To: Glen2 who wrote (49190)11/11/1999 5:32:00 PM
From: EepOpp  Respond to of 152472
 
thanks, Glen and feel free to butt in. If i had wanted a private conversation, i would've posted via private message.

i'd like to do it by selling covered calls but we'll see.

EepOpp



To: Glen2 who wrote (49190)11/11/1999 7:23:00 PM
From: John Biddle  Respond to of 152472
 
Pardon me for butting in here. But, I had the opportunity to listen to Joe Battipaglia, (Gruntal) speak about 10 days ago. He was asked the same question. He reminded everyone that conventional wisdom from financial planners is to take the whole kit and caboodle and invest it very, very conservatively, (bonds, etc.).
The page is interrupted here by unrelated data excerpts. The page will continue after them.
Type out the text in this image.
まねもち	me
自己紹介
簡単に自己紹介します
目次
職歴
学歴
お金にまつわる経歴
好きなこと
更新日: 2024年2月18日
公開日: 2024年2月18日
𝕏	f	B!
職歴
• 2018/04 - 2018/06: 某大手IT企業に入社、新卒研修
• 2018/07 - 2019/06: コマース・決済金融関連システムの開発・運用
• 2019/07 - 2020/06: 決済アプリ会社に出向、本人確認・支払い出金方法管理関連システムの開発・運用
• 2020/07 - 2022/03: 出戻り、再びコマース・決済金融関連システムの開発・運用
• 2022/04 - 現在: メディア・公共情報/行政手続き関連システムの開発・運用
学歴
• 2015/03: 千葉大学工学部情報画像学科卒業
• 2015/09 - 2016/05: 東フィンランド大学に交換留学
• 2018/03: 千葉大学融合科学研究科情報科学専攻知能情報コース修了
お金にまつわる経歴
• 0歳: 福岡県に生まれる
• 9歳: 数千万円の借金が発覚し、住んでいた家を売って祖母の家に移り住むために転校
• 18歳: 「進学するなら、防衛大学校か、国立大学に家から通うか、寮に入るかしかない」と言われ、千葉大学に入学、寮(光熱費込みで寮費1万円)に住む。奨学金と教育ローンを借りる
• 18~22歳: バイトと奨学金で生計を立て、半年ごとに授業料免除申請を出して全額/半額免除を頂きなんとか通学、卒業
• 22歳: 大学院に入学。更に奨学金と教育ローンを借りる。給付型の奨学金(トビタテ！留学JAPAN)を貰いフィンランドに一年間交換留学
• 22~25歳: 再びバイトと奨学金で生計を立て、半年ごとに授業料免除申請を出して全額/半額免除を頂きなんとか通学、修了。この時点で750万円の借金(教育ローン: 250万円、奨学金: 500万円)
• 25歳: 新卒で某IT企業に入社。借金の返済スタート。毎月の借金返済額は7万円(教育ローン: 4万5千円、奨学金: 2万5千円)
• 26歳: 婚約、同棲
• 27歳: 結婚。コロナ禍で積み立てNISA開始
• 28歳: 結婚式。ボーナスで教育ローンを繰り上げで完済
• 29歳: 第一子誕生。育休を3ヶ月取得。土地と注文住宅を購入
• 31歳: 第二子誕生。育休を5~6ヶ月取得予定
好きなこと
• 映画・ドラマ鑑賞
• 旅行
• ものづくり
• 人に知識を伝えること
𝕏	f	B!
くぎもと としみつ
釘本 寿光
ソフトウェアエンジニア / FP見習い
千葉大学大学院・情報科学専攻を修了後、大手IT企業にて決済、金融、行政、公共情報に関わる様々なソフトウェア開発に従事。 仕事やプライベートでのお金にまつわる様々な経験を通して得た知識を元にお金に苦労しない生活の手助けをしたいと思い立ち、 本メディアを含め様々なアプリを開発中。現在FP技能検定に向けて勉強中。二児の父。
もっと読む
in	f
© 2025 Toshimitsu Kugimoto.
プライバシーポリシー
His recommendation, however, was to stay invested just like you've always done. At the beginning of each year, pull out enough to live on for that year. Allow the majority of the portfolio to grow as it has in recent years. Take advantage of the bull market. If done right, one would be able to live financially forever. This would preclude having regrets about selling any of those Q-shares to cheaply.

I hope you don't mind if I throw in my 2¢. The advice to keep most of the money in the market is excellent, in my opinion. As long as there is a good amount, expected to provide for many years, you should continue to bet on the long term return of stocks.

And, if I may be so presumptuous, I'd suggest one adjustment. When it's time to take the money out, evaluate the market. If it's up, or flat, take out 3 years worth of expenses which you put in safe short term money market or CDs. Each year after that, re-evaluate the state of the market and if it's in good shape, take another year out to keep your funds at 3 years worth. If the market has done badly, you can choose to wait another year or 18 months or even 2 years to give it a chance to come back.

There are retirement calculators out on the web which will give you the odds of outliving your savings. These predictions are based on the fact that market returns vary widely from year to year. They run a number of simulations using random returns which fall within the normal pattern. You might be surprised at the percentage of times the money doesn't last.

If you were able to keep from withdrawing capital during the inevitable bad years, you could decrease the liklihood of outliving your money by a significant amount. That one years worth of cashing out in a bad year is like two years worth in a good year, and really hurts.

Another trick is to adjust your spending during bad market years in order to withdraw less during those worst of all times.